On the development of cooperation between Russia and African countries, Professor Igor Ivanov pointed out a few steps here: “Russia’s task is to prevent a rollback in relations with African countries. It is necessary to use the momentum set by the first Russia-Africa Summit. First of all, it is necessary for Russia to define explicitly its priorities: why are we returning to Africa? Just to make money, strengthen our international presence, help African countries or to participate in the formation of the new world order together with the African countries? Some general statements of a fundamental nature were made at the first Summit, now it is necessary to move from general statements to specificity.”
In this context and from the above discussion, Russia needs to face the new geopolitical realities and its challenges. Whether one likes it or not, Africa has become an arena for competition between various global powers. China is emerging as a global economic superpower, it has footrpints at Russia’s backyard, that is the central Asian region including former Soviet republics. Despite some criticisms, China has undertaken and commissined several infrastructure projects in Africa. Reference can be made to the new AU building and CDC Africa headquarters in Addis Ababa, Ethiopia. As Chinese President Xi Jinping emphasized at the Boao Forum, “We have to uphold the principle of indivisible positions on the global stage, continue building a balanced, effective and external sustainable economic architecture around the world.”
Foreign Minister Sergey Lavrov and AUC Chairperson, Chad’s Moussa Faki Mahamat have also been discussing the ways and means of encouraging Russian corporations’ participation in major infrastructure projects on the continent and expecially in Africa’s Fourth Industrial Revolution. Lavrov has many times assured that Moscow firmly supports the principle of “African solutions to African problems” within a framework of achieving the Sustainable Development Goals (SDGs) as developed by individual African countries, sub-regional organizations and the African Union.
Most importantly, given the sanctions imposed on Russia by the collective West, it would be necessary to substantially adapt mechanisms of cooperation to suit these new realities, primarily in the bilateral and multilateral relations. Lavrov, in one of his speeches posted to the official website, has noted frankly in remarks: “it is evident that the significant potential of our economic cooperation is far from being exhausted and much remains to be done so that Russian and African partners know more about each other’s capacities and needs. We still have to create conditions necessary for interaction between Russia and Africa.”
Now at the crossroad, it could be meandering and longer than expected to make the mark.
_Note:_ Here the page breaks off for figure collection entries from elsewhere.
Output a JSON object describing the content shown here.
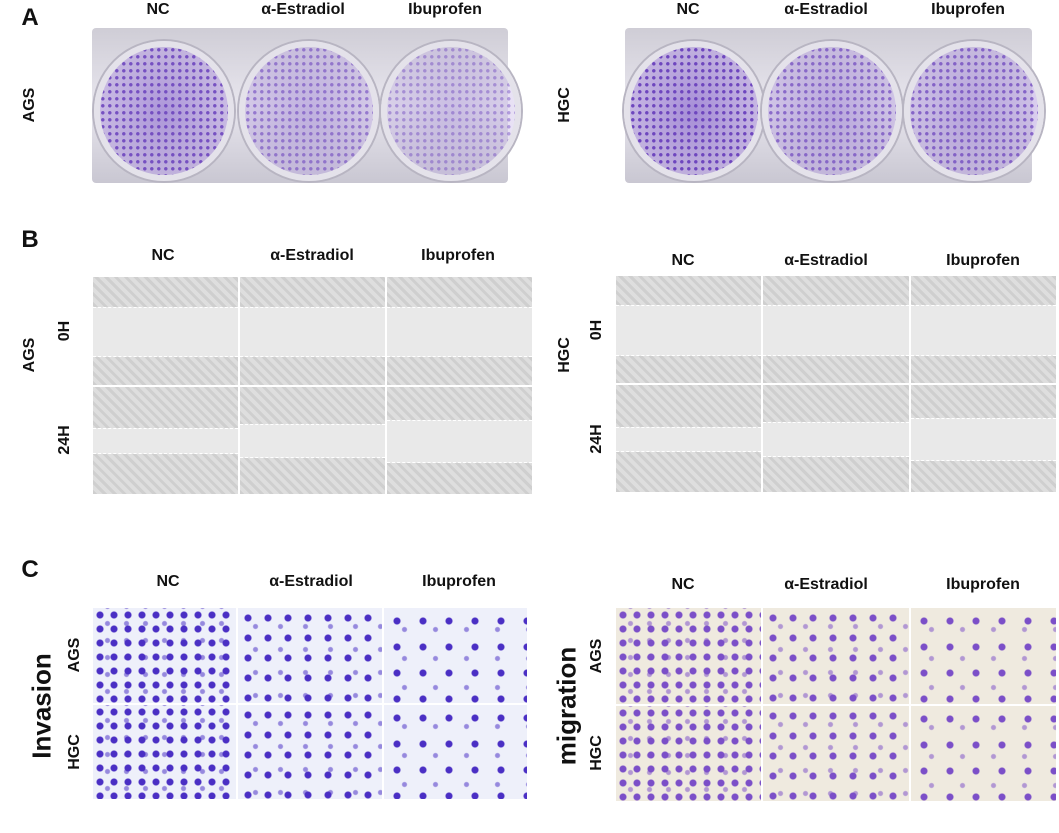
{
  "panel_a": {
    "label": "A",
    "plates": [
      {
        "cell_line": "AGS",
        "columns": [
          "NC",
          "α-Estradiol",
          "Ibuprofen"
        ]
      },
      {
        "cell_line": "HGC",
        "columns": [
          "NC",
          "α-Estradiol",
          "Ibuprofen"
        ]
      }
    ]
  },
  "panel_b": {
    "label": "B",
    "blocks": [
      {
        "cell_line": "AGS",
        "columns": [
          "NC",
          "α-Estradiol",
          "Ibuprofen"
        ],
        "times": [
          "0H",
          "24H"
        ]
      },
      {
        "cell_line": "HGC",
        "columns": [
          "NC",
          "α-Estradiol",
          "Ibuprofen"
        ],
        "times": [
          "0H",
          "24H"
        ]
      }
    ]
  },
  "panel_c": {
    "label": "C",
    "blocks": [
      {
        "assay": "Invasion",
        "columns": [
          "NC",
          "α-Estradiol",
          "Ibuprofen"
        ],
        "rows": [
          "AGS",
          "HGC"
        ]
      },
      {
        "assay": "migration",
        "columns": [
          "NC",
          "α-Estradiol",
          "Ibuprofen"
        ],
        "rows": [
          "AGS",
          "HGC"
        ]
      }
    ]
  }
}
An irreversible fact that Russia’s return journey could take another generation to reach its destination in Africa. With the current changing geo-political world, Russia, due to its reckless military aggression, has been stripped of as a member of many international organizations. As a direct result of Russia’s “special military operation” aims at “demilitarization and denazification” in the neighbouring post-Soviet republic of Ukraine since late February, Russia has come under a raft of sanctions imposed by the United States and Canada, European Union, Japan, Australia, New Zealand and a host of other countries.